MapReduce框架(如Hadoop)非常适合处理可以单独和独立处理的大型数据集,在信息检索和销售记录分析中具有规范的应用程序。测序技术的快速发展确保了基因组数据的爆炸性增长,随之而来的是大规模比较基因组学的重要性上升,通常涉及偏离经典Map Reduce结构的操作和数据关系。这项工作考察了Hadoop在这种性质模式中的应用,我们的重点是建立一个良好的工作流程,用于识别跨多个基因区域和生物体的启动子(调节蛋白的结合位点),以及将这些结果组装成共识序列的统一步骤。我们的方法展示了Hadoop在解决这类问题上的实用性,展示了如何至少部分地克服“主导分解”的暴政。它还演示了如何通过分割和重新组织输入文件的预处理来优化负载平衡和并行度粒度,从而允许将广泛的相关问题放在同一个计算伞下。
{"title":"Consensus Sigma-70 Promoter Prediction Using Hadoop","authors":"J. Hogan, W. Kelly, Felicity Newell","doi":"10.1109/eScience.2013.42","DOIUrl":"https://doi.org/10.1109/eScience.2013.42","url":null,"abstract":"MapReduce frameworks such as Hadoop are well suited to handling large sets of data which can be processed separately and independently, with canonical applications in information retrieval and sales record analysis. Rapid advances in sequencing technology have ensured an explosion in the availability of genomic data, with a consequent rise in the importance of large scale comparative genomics, often involving operations and data relationships which deviate from the classical Map Reduce structure. This work examines the application of Hadoop to patterns of this nature, using as our focus a well established workflow for identifying promoters - binding sites for regulatory proteins - across multiple gene regions and organisms, coupled with the unifying step of assembling these results into a consensus sequence. Our approach demonstrates the utility of Hadoop for problems of this nature, showing how the tyranny of the \"dominant decomposition\" can be at least partially overcome.

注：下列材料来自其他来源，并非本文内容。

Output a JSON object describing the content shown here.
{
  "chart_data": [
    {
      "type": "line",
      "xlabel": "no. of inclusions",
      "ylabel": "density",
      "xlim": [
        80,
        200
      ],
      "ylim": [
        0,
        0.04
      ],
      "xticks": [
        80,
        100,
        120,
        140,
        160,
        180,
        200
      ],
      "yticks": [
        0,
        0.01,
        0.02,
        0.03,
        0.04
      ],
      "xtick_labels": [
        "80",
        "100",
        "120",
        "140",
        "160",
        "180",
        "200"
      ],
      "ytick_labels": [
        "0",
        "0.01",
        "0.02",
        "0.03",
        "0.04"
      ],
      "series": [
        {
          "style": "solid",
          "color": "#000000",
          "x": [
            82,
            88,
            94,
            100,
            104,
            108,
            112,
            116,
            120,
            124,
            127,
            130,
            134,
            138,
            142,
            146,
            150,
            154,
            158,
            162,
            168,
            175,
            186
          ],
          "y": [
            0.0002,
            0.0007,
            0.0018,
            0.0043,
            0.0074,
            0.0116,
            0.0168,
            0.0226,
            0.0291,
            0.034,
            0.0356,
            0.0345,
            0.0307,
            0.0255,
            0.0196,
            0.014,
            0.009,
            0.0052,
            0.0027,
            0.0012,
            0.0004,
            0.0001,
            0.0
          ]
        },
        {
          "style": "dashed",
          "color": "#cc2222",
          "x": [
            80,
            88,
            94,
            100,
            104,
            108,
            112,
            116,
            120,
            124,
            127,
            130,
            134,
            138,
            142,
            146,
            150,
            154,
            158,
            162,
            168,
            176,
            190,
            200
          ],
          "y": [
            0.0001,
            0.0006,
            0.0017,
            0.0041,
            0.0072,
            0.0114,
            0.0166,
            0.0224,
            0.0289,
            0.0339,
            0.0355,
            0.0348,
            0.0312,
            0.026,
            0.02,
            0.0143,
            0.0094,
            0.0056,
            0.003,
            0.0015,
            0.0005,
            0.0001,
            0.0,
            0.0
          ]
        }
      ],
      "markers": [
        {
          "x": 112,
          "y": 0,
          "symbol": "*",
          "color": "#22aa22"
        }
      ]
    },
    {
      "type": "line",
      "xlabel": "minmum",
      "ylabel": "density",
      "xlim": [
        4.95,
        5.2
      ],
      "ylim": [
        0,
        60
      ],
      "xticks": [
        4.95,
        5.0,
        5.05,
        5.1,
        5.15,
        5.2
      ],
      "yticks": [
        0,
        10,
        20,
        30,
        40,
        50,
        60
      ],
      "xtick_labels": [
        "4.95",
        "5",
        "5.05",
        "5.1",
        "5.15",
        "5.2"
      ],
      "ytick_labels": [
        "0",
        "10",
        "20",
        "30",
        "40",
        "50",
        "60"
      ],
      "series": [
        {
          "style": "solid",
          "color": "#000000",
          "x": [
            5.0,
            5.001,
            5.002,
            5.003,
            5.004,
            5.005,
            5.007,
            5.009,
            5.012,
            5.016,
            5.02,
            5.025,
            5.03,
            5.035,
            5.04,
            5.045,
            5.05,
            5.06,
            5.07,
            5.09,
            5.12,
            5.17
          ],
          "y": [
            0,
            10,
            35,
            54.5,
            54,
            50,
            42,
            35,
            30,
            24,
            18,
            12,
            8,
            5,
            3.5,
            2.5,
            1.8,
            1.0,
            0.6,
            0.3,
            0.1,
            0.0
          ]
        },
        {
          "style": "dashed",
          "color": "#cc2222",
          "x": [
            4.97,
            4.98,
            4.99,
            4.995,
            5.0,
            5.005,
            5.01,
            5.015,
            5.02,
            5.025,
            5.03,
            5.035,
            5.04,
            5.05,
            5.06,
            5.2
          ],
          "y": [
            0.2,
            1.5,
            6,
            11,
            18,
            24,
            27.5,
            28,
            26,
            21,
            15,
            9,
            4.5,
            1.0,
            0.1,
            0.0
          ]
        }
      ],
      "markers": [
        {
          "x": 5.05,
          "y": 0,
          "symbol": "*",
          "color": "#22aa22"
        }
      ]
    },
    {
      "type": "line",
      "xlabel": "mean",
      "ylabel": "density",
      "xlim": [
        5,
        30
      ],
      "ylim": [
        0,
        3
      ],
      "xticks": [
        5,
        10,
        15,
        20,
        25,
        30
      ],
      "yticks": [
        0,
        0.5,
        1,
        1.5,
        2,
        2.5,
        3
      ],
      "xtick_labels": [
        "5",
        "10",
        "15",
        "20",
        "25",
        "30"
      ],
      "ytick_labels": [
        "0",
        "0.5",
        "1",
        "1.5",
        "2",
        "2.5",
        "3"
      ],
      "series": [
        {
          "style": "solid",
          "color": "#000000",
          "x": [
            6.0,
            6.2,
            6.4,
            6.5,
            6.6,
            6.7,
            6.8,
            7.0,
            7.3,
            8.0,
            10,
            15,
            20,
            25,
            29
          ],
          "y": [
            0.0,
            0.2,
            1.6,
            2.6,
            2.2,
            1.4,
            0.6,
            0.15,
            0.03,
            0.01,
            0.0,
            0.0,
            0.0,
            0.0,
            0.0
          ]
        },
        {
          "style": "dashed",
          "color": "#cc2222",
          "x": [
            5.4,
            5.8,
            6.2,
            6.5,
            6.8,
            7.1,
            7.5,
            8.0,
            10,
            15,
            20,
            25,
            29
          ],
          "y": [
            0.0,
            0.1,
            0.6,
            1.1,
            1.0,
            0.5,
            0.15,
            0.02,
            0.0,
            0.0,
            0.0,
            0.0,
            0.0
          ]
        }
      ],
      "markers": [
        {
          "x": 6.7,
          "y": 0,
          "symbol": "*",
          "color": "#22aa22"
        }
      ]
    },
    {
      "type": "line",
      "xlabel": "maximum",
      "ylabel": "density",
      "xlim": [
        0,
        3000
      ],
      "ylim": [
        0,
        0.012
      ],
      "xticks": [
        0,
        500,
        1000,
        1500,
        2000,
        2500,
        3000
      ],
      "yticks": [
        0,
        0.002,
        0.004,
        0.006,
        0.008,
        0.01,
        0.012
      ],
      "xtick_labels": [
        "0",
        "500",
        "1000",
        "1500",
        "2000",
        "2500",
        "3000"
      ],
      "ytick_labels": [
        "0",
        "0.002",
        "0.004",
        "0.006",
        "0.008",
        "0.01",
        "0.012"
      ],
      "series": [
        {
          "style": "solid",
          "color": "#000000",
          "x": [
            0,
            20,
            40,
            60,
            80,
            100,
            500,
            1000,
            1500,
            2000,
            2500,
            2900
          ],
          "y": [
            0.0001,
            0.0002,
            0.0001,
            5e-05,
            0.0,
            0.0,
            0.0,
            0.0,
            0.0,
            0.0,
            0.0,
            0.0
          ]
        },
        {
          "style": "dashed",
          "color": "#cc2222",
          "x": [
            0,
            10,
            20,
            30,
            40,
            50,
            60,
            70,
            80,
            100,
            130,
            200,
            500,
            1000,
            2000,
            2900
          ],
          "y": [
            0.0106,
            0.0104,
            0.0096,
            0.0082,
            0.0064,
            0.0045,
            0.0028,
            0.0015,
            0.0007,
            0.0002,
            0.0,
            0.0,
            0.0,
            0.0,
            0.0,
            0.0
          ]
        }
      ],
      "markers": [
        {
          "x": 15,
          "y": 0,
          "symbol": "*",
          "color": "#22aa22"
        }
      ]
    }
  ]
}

It also demonstrates how load balance and the granularity of parallelism can be optimized by pre-processing that splits and reorganizes input files, allowing a wide range of related problems to be brought under the same computational umbrella.","PeriodicalId":325272,"journal":{"name":"2013 IEEE 9th International Conference on e-Science","volume":"78 1","pages":"0"},"PeriodicalIF":0.0,"publicationDate":"2013-10-22","publicationTypes":"Journal Article","fieldsOfStudy":null,"isOpenAccess":false,"openAccessPdf":"","citationCount":null,"resultStr":null,"platform":"Semanticscholar","paperid":"132350870","PeriodicalName":null,"FirstCategoryId":null,"ListUrlMain":null,"RegionNum":0,"RegionCategory":"","ArticlePicture":[],"TitleCN":null,"AbstractTextCN":null,"PMCID":"","EPubDate":null,"PubModel":null,"JCR":null,"JCRName":null,"Score":null,"Total":0}
引用次数: 2
Cabinet: Managing Data Efficiently in the Global Federated File System 内阁:在全球联邦文件系统中有效地管理数据
Pub Date : 2013-10-22 DOI: 10.1109/eScience.2013.36
Avinash Kalyanaraman, A. Grimshaw
With ever expanding datasets, efficient data management in grids becomes important. This paper describes Cabinet which employs two techniques for efficiently managing data in grids-a caching system and a new file staging approach called coordinated staging. The caching system is designed based on the characteristics of grid applications. Coordinated staging is based on the BitTorrent Protocol model and is specifically designed for High Throughput Computing (HTC) applications, a common use-case for grids. In coordinated staging, each site that is assigned to execute an individual job of the HTC application treats other execution sites as potential replica-stores. In our evaluation, we show that coordinated staging lowered the download time of a file by 3.85x, and increased the throughput of the download by 2.86x over the conventional approach of file transfer from a single source.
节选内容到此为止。